On Merseyside, where Labour and Liberal Democrats have little time for co-operation, some Labour loyalists worry that the party’s reliance on national campaigning could allow local Lib Dems to gain support. One Litherland ward resident, Mike O’Brien, 50, dislikes the party’s reticence in making personal contact with supporters. “We get a poster stuck through the door,” he says. The problem with television politics, he feels, is that it “becomes Brookside, EastEnders, Coronation Street“, light years removed from an era of pastoral activists working the front doors on every street. Several long-standing activists have left the party.

Many fear that very little of the billions that Labour is poised to spend before the election will come their way. Kevin Cluskey, 62, a councillor for 14 years and general election co-ordinator since 1987, who also reports that the local party’s average age recently nudged 50, wants the money spent on those who need it most but fears the worst when the bonanza comes: they won’t spend it on Bootle, or any of “the poor souls who are genuinely at the bottom of the heap – they don’t vote, do they?” he says.

So for now, like stranded refugees in a transit camp, they wait. And wait. For what, they are not sure. Val Naylor, a newly elected councillor and Blairite enthusiast, says after much reflection that she feels he is a “socialist at heart”. She hopes this will soon be evident.

There should remain great sympathy with Labour’s project. Without Blair almost no one would have felt victory was so complete.

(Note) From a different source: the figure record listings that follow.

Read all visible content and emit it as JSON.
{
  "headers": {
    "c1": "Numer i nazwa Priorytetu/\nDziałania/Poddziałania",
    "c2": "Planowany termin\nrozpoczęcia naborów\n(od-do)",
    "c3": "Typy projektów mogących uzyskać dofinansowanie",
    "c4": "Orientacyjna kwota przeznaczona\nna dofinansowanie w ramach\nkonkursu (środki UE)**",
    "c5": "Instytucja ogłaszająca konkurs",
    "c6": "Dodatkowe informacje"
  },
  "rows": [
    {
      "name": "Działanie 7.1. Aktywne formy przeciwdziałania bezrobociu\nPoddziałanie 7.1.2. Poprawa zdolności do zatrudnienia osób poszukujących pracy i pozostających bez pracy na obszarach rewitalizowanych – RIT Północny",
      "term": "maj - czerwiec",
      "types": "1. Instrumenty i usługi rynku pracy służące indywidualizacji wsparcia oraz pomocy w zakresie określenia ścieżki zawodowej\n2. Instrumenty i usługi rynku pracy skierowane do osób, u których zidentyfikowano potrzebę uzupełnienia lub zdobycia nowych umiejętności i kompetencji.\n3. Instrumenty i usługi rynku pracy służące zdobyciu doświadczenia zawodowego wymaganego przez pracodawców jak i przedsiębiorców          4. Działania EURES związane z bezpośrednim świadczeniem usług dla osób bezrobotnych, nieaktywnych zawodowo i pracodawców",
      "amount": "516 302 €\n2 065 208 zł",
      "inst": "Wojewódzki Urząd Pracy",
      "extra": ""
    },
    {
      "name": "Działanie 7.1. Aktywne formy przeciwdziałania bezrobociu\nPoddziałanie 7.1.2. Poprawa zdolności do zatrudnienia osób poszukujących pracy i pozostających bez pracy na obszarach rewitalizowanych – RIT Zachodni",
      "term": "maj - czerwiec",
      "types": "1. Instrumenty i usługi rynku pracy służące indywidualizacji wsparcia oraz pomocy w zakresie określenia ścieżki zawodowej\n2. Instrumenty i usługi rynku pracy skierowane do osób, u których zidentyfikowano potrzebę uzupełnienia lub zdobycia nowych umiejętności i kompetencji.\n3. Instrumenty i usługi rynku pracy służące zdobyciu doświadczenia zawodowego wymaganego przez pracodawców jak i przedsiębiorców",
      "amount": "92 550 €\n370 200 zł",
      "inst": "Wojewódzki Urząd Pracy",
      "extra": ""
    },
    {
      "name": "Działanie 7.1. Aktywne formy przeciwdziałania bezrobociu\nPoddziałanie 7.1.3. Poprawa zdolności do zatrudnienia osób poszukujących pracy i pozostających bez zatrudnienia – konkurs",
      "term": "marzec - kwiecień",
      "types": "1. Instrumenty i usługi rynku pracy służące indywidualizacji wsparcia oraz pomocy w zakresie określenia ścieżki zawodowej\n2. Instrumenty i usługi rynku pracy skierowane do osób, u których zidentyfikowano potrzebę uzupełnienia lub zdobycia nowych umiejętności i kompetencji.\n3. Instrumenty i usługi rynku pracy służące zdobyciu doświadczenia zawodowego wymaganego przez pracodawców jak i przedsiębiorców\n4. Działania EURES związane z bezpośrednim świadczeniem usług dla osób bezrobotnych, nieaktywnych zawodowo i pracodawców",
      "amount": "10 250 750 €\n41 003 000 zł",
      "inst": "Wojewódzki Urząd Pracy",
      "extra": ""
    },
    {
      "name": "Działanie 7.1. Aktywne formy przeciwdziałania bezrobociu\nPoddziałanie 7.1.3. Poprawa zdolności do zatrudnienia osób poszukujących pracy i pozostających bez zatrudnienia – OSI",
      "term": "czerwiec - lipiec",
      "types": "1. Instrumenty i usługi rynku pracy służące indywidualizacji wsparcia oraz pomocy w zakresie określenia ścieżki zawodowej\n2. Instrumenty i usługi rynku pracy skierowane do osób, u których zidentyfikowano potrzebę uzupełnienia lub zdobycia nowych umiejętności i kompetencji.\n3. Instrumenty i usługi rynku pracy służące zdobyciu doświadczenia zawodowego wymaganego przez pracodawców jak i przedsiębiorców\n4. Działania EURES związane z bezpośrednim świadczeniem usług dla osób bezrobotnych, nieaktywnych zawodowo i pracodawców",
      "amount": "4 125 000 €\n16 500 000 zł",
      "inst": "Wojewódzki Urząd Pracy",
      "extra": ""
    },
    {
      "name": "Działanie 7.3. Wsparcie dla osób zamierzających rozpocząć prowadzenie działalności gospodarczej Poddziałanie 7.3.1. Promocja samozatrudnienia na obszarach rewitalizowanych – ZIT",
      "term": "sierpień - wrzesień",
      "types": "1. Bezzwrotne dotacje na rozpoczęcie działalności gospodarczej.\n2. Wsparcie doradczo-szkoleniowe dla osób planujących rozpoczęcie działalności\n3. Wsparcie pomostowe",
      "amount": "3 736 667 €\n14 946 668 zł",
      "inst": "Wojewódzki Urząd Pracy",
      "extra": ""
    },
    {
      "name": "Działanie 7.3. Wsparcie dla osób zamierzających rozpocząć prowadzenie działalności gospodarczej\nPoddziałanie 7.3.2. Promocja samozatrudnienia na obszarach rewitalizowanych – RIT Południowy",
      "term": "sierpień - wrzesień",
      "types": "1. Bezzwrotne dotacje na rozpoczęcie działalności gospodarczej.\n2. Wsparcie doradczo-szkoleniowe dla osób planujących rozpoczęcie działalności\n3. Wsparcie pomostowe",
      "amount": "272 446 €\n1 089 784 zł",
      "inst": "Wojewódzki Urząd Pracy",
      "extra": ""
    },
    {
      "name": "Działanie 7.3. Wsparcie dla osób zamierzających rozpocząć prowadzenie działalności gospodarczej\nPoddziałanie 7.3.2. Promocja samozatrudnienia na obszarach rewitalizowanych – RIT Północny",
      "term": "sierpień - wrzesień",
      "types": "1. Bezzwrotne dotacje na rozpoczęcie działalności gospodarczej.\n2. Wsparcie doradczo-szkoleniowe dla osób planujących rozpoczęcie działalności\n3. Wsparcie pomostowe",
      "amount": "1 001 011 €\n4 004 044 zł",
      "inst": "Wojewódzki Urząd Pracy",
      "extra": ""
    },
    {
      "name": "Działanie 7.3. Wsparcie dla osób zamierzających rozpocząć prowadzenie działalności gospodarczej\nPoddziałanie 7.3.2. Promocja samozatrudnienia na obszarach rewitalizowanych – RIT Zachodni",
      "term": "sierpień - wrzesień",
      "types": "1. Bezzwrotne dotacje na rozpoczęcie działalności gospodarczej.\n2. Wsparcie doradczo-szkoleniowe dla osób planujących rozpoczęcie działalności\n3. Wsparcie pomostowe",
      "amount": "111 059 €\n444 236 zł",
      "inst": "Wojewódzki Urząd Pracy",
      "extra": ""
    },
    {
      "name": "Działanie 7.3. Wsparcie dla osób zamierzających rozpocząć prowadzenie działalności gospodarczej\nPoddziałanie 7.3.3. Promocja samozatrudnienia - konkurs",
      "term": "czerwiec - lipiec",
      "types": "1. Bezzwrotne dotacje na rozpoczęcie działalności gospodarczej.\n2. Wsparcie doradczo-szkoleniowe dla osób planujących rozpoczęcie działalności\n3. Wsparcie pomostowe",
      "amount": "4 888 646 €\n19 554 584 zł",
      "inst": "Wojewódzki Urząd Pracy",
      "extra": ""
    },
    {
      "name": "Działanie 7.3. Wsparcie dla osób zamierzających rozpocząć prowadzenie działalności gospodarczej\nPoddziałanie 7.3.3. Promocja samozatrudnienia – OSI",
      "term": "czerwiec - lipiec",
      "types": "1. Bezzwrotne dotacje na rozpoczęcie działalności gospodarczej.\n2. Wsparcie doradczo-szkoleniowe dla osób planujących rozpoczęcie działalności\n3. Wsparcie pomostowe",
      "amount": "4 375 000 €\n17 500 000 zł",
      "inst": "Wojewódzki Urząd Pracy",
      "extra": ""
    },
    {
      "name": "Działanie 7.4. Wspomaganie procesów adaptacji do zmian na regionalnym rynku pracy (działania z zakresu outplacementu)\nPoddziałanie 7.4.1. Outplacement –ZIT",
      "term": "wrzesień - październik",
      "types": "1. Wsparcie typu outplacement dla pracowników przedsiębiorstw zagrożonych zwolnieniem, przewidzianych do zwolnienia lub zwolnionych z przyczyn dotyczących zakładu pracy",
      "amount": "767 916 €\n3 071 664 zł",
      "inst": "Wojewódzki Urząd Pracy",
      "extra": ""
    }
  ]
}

But the as yet unrevealed truth of Blair’s premiership is whether the action taken to improve the conditions of natural supporters has merely been to allay their suspicions, or else a set of slight starter-dishes for battle-weary ground troops who still want nothing other than improving conditions for the less well-off.

If it is the latter, then Blair runs potentially deadly risks. Times change. Markets crash, banks fail, whole continents erupt into war: factors wholly unconnected with Gordon Brown’s Treasury management could cause the nation’s financial health to change beyond recognition within the next two years.

Given this combination of potential danger and currently overflowing coffers, Bootle’s voters seem justified in wanting deliverance now.

Joe Benton sees some “hopefulness” but, concerning welfare, believes the situation is “still not good enough”. “It’s not tolerable, this, from any government,” he says. It is hard to disagree when those he represents wait in decrepit housing or for years on end on drug-treatment waiting lists.

The roughing-up of disability claimants could be eased, the kids who are listless and destructive each evening engaged, the drug victims retrained. And every school nationwide could be filled with the IT equipment that will allow any child from whatever background the chance of the highest success.

The devil is that, should proportional representation come, Blair will need Bootle’s votes as much as any others. He will need to give Bootle’s people reasons to support the party beyond the fact their grandparents did.

Should he fail, he will encounter lack of understanding from those who have been asked to wait for their loyalty to be rewarded while what remains of Tory Britain booms.